Unlike their patron saint, Adam Smith, modern day economists tend to ignore such shifts in social norms because they can’t quantify them in the same way they can quantify trade flows or technological innovation or changes in educational attainment. And if they can’t quantify something, they can’t include it in their complex mathematical models, or even the simpler mental models in their heads of how the economy operates. They assume that social norms change in response to economic fundamentals rather than the other way around.
Donald Trump understands better. He knows that he and his new commerce secretary will have to engage in a few more bouts of well-publicized arm twisting before the message finally sinks in in the C-Suite. He may even have to make an example of a runaway company by sending in the tax auditors or the OSHA inspectors or cancelling a big government contract. It won’t matter that, two years later, these highly publicized retaliations are thrown out by a federal judge somewhere. Most companies won’t want to risk such threats to their “brands.” They will find a way to conform to the new norm, somewhat comforted by the fact that their American competitors have been forced to do the same.

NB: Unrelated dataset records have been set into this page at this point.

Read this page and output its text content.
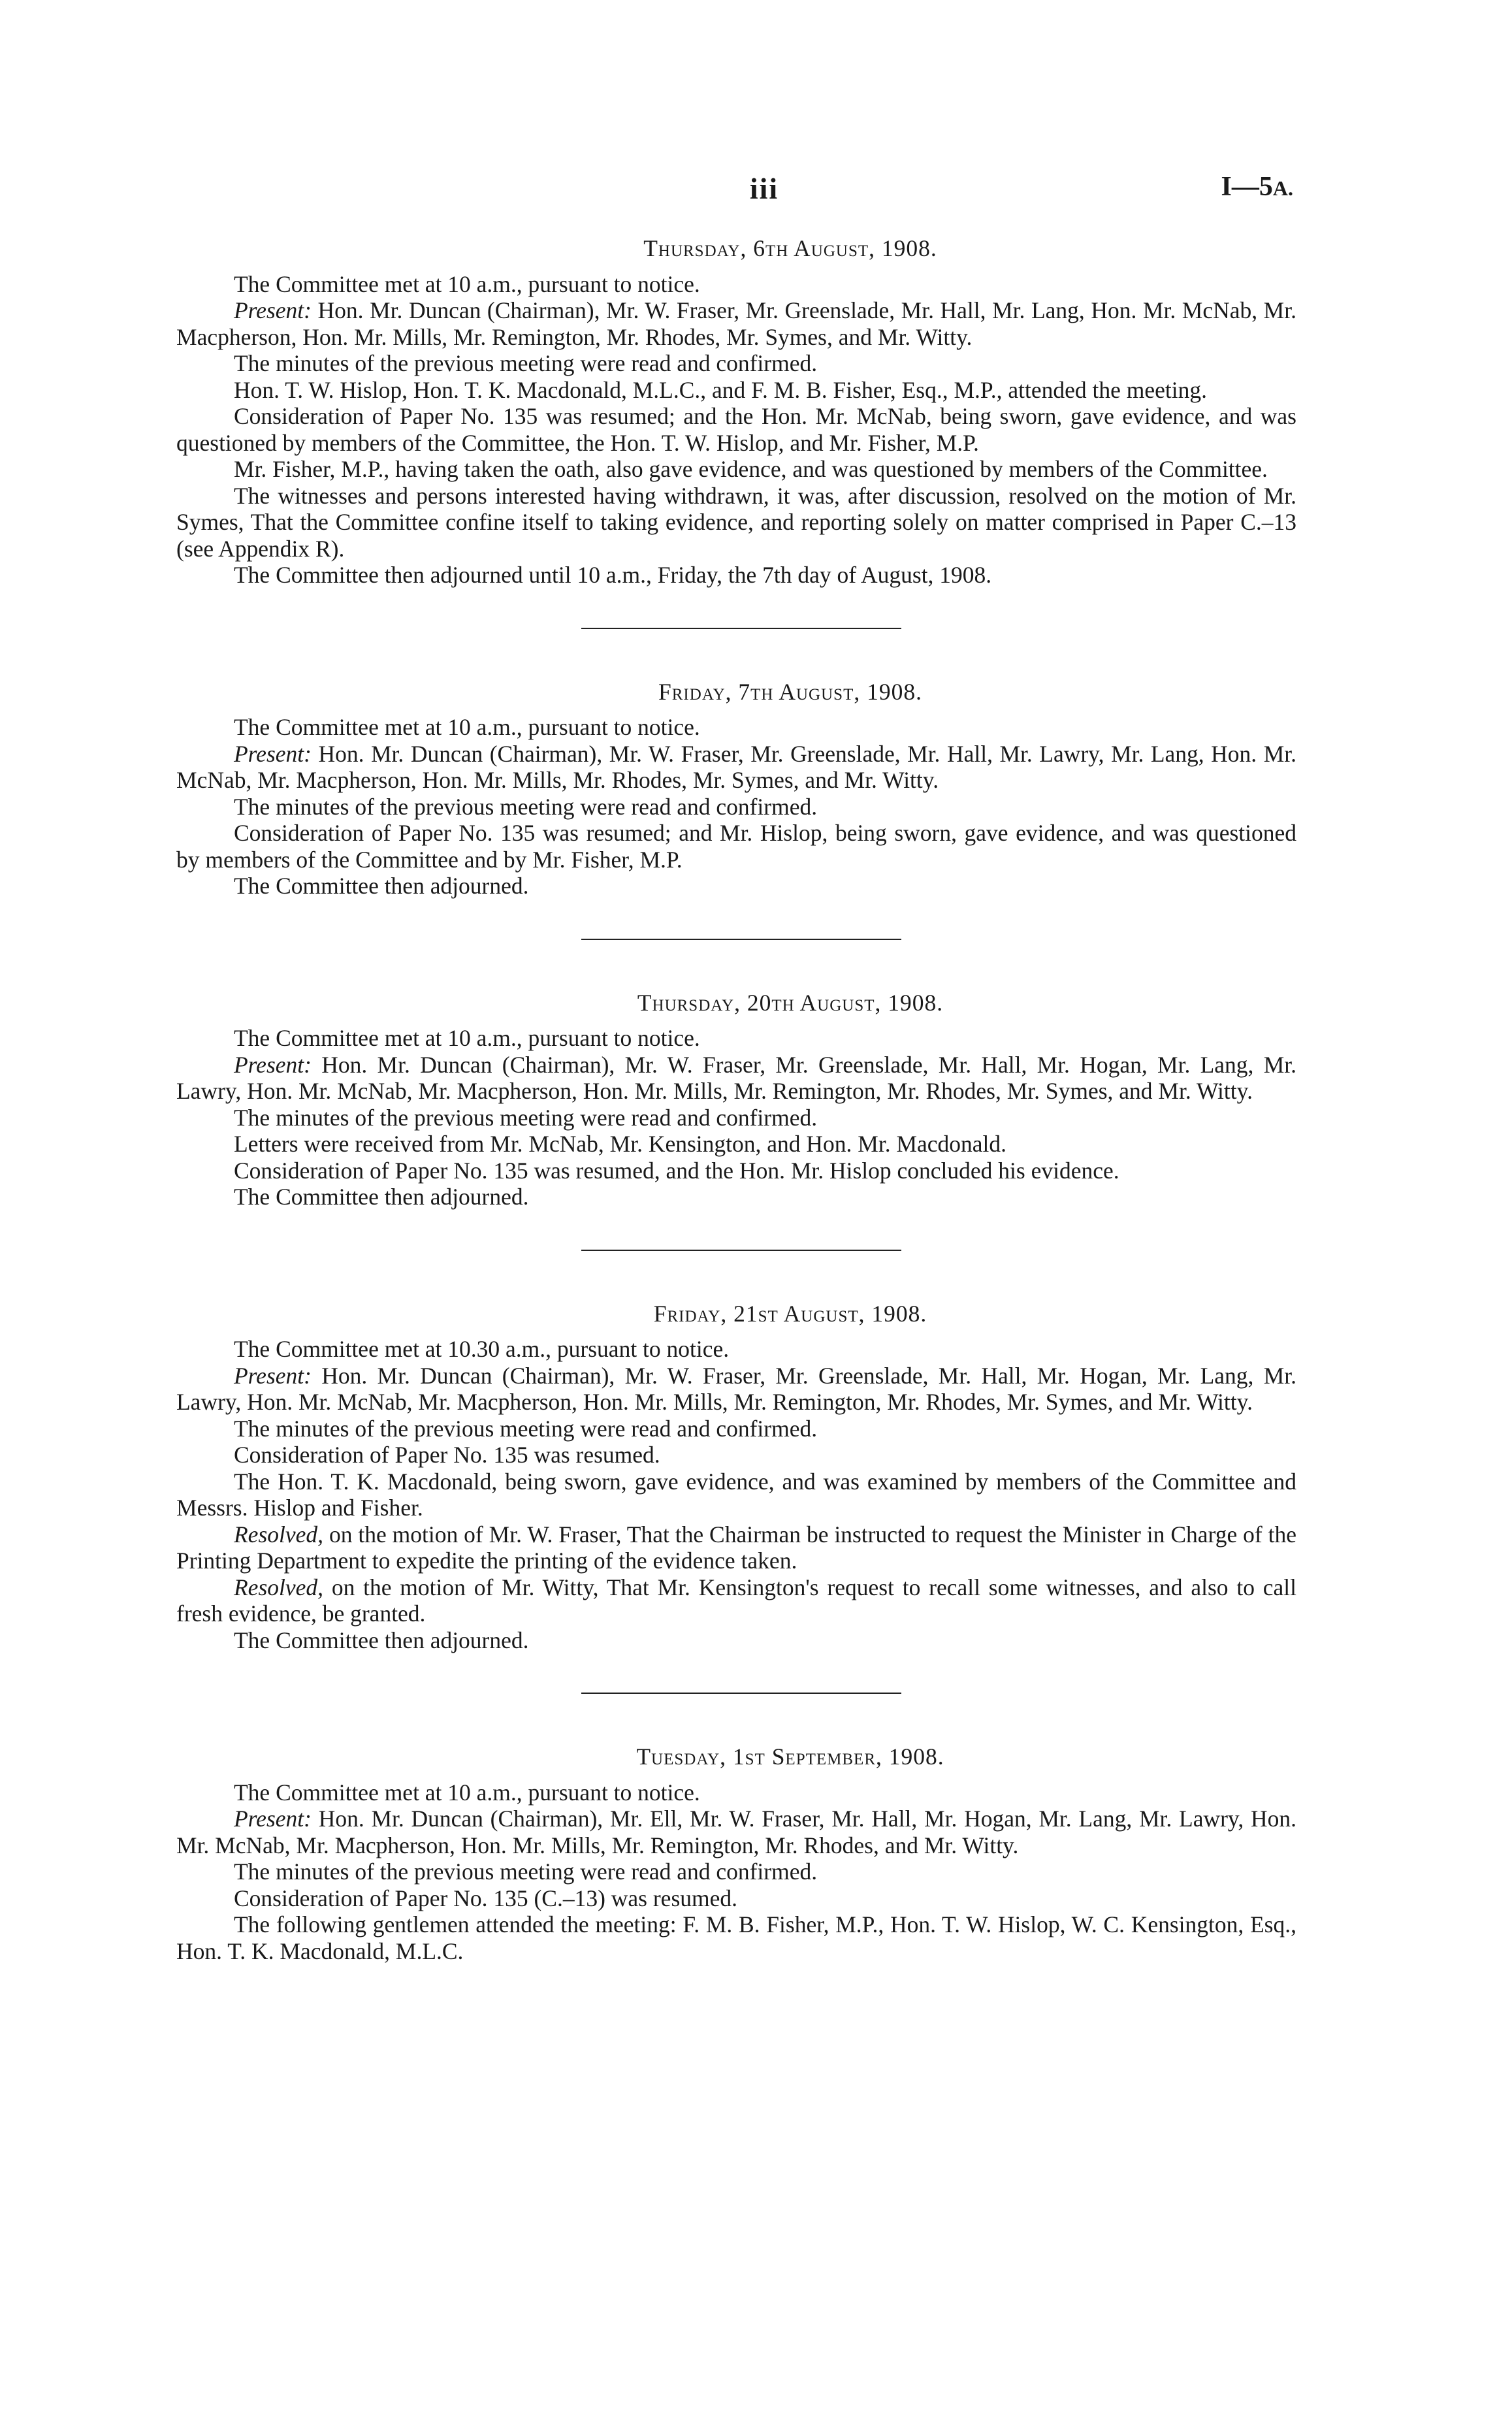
iii	I—5A.
Thursday, 6th August, 1908.

The Committee met at 10 a.m., pursuant to notice.

Present: Hon. Mr. Duncan (Chairman), Mr. W. Fraser, Mr. Greenslade, Mr. Hall, Mr. Lang, Hon. Mr. McNab, Mr. Macpherson, Hon. Mr. Mills, Mr. Remington, Mr. Rhodes, Mr. Symes, and Mr. Witty.

The minutes of the previous meeting were read and confirmed.

Hon. T. W. Hislop, Hon. T. K. Macdonald, M.L.C., and F. M. B. Fisher, Esq., M.P., attended the meeting.

Consideration of Paper No. 135 was resumed; and the Hon. Mr. McNab, being sworn, gave evidence, and was questioned by members of the Committee, the Hon. T. W. Hislop, and Mr. Fisher, M.P.

Mr. Fisher, M.P., having taken the oath, also gave evidence, and was questioned by members of the Committee.

The witnesses and persons interested having withdrawn, it was, after discussion, resolved on the motion of Mr. Symes, That the Committee confine itself to taking evidence, and reporting solely on matter comprised in Paper C.–13 (see Appendix R).

The Committee then adjourned until 10 a.m., Friday, the 7th day of August, 1908.

Friday, 7th August, 1908.

The Committee met at 10 a.m., pursuant to notice.

Present: Hon. Mr. Duncan (Chairman), Mr. W. Fraser, Mr. Greenslade, Mr. Hall, Mr. Lawry, Mr. Lang, Hon. Mr. McNab, Mr. Macpherson, Hon. Mr. Mills, Mr. Rhodes, Mr. Symes, and Mr. Witty.

The minutes of the previous meeting were read and confirmed.

Consideration of Paper No. 135 was resumed; and Mr. Hislop, being sworn, gave evidence, and was questioned by members of the Committee and by Mr. Fisher, M.P.

The Committee then adjourned.

Thursday, 20th August, 1908.

The Committee met at 10 a.m., pursuant to notice.

Present: Hon. Mr. Duncan (Chairman), Mr. W. Fraser, Mr. Greenslade, Mr. Hall, Mr. Hogan, Mr. Lang, Mr. Lawry, Hon. Mr. McNab, Mr. Macpherson, Hon. Mr. Mills, Mr. Remington, Mr. Rhodes, Mr. Symes, and Mr. Witty.

The minutes of the previous meeting were read and confirmed.

Letters were received from Mr. McNab, Mr. Kensington, and Hon. Mr. Macdonald.

Consideration of Paper No. 135 was resumed, and the Hon. Mr. Hislop concluded his evidence.

The Committee then adjourned.

Friday, 21st August, 1908.

The Committee met at 10.30 a.m., pursuant to notice.

Present: Hon. Mr. Duncan (Chairman), Mr. W. Fraser, Mr. Greenslade, Mr. Hall, Mr. Hogan, Mr. Lang, Mr. Lawry, Hon. Mr. McNab, Mr. Macpherson, Hon. Mr. Mills, Mr. Remington, Mr. Rhodes, Mr. Symes, and Mr. Witty.

The minutes of the previous meeting were read and confirmed.

Consideration of Paper No. 135 was resumed.

The Hon. T. K. Macdonald, being sworn, gave evidence, and was examined by members of the Committee and Messrs. Hislop and Fisher.

Resolved, on the motion of Mr. W. Fraser, That the Chairman be instructed to request the Minister in Charge of the Printing Department to expedite the printing of the evidence taken.

Resolved, on the motion of Mr. Witty, That Mr. Kensington's request to recall some witnesses, and also to call fresh evidence, be granted.

The Committee then adjourned.

Tuesday, 1st September, 1908.

The Committee met at 10 a.m., pursuant to notice.

Present: Hon. Mr. Duncan (Chairman), Mr. Ell, Mr. W. Fraser, Mr. Hall, Mr. Hogan, Mr. Lang, Mr. Lawry, Hon. Mr. McNab, Mr. Macpherson, Hon. Mr. Mills, Mr. Remington, Mr. Rhodes, and Mr. Witty.

The minutes of the previous meeting were read and confirmed.

Consideration of Paper No. 135 (C.–13) was resumed.

The following gentlemen attended the meeting: F. M. B. Fisher, M.P., Hon. T. W. Hislop, W. C. Kensington, Esq., Hon. T. K. Macdonald, M.L.C.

And here’s an excerpt from Lawrence Summers’ op-ed criticizing the deal:
I have always thought of American capitalism as dominantly rule and law based…. Even though we know of instances of corruption, abuse of power, favoritism and selective enforcement, we take this rules-based system for granted. But looking around the world today or back through American history, this model is hardly a norm. Many market economies operate what might be called ad hoc or deals-based capitalism …. This is the world of New York City under Tammany Hall, of Suharto’s Indonesia, and of Putin’s Russia.
Reliance on rules and law has enormous advantages. It greatly increases predictability and reduces uncertainty. It reduces expenditures on both guarding property and seeking to appropriate property. It promotes freedom because most of the people most of the time do not take political positions with a view to gaining commercial advantage. The advantages of the rule of law are so great that I would claim that there is no country more than 2/3 as rich as the United States that does not have a strong tradition of the rule of law-based capitalism. And I know of no country where the people are free where the rule of law does not largely govern market interactions.
What about Carrier? The president-elect of the United States decided in a purely ad hoc basis that he wanted Carrier to remain in Indiana. He deployed some combination of carrots and sticks at his disposal to lever Carrier into doing what he wanted. Implicitly or explicitly, there must have been sticks, as press accounts suggest that the tax benefits provided offset only a small part of the savings forgone by staying in Indiana. It is not hard to see from the point of view of United Technologies, the parent of Carrier, that for a company with more than $50 billion in revenue it’s surely worth $60 million to not be on the wrong side of a possibly vindictive president of the United States.
It seems to me what we have just witnessed is an act of ad hoc deal capitalism and, worse yet, its celebration as a model…. [O]nly a negligible sliver of the economy is involved, but there is huge symbolic value. A principle is being established: It is good for the president to try to figure out what people want and lean on companies to give it to them. Predictability and procedure are less important than getting the right result at the right time. Like Hong Kong, as mainland China increasingly imposes its will, we may have taken a first step toward a kind of reverse transition from rule of law capitalism to ad hoc deal-based capitalism.
This is not quite my field, and you should read the Pearlstein and Summers articles for yourself. But I’m inclined to favor the Summers view, and to be chilled by the Pearlstein defense of norm-setting by a president’s “sending in the tax auditors or the OSHA inspectors or cancelling a big government contract.”